The Void (2004-6)

Authors: White, N.

Dates: 2005-2006

Abstract:

The practice-led research project was developed initially at National Institute for Medical Research (NIMR), London 2004-5, selected from a national call and then funded by The Wellcome Trust Experiment Fund. The work explored the relationship between scientific and artistic approaches to self-experimentation as research. The project revisited Yves Klein’s 1958 exhibition ‘Le Vide’, in which methylene blue given to visitors turned their urine blue. This event was used to explore the moral and ethical limits of research through an approach of re-enactment which has seen re-emergence in contemporary arts discourse in recent years. After refusal from the ethics committee of NIMR to allow a clinical/cultural-trial to measure the likely effects on the original participants, the work was re-conceived for a space in the visual arts, and conducted as a perrformance event in which visitors were invited to self-experiment. Critical texts and a video shot on location in the Betty Ford Clinic website were also included.
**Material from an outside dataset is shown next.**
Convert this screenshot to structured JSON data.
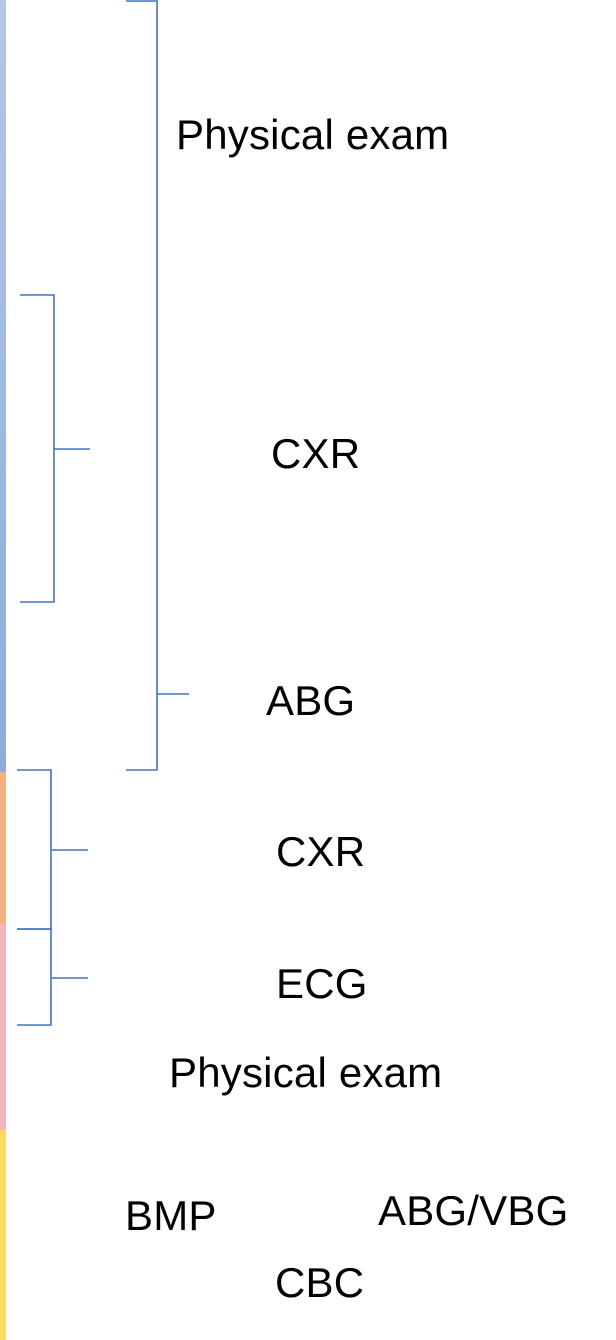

Following its performance and exhibition at International3 and Barbican Gallery, the Department for the History and Science of Ideas, Max Planck Institute, ran a workshop and event inspired by the work; Introspective Self-Rapports: Shaping Ethical and Aesthetic Concepts 1850-2006. Dissemination happened in a variety of formats in addition to the live event and exhibitons, including; Keynote seminar at workshop at The Max Planck Institute (5.5.06) Pre-print publication by Max Planck Institute (November 2006) including an essay by Neal White – Lets Experiment with Ourselves and CD video documentation of live event in Berlin; Documentation also exhibited at Long Night of the Museums, MPI, Berlin,19.5.06; An essay in the Virtual Laboratory by Katrin Soldhju, MPI (http://vlp.mpiwg-berlin.mpg.de/essays/data/art68), ‘The Ethics of the Void’. An article by Neal White was commissioned for Contemporary Magazine. Issue No. 81. s and featured in Artists and Alchemists publication for Sherborne House, 2006.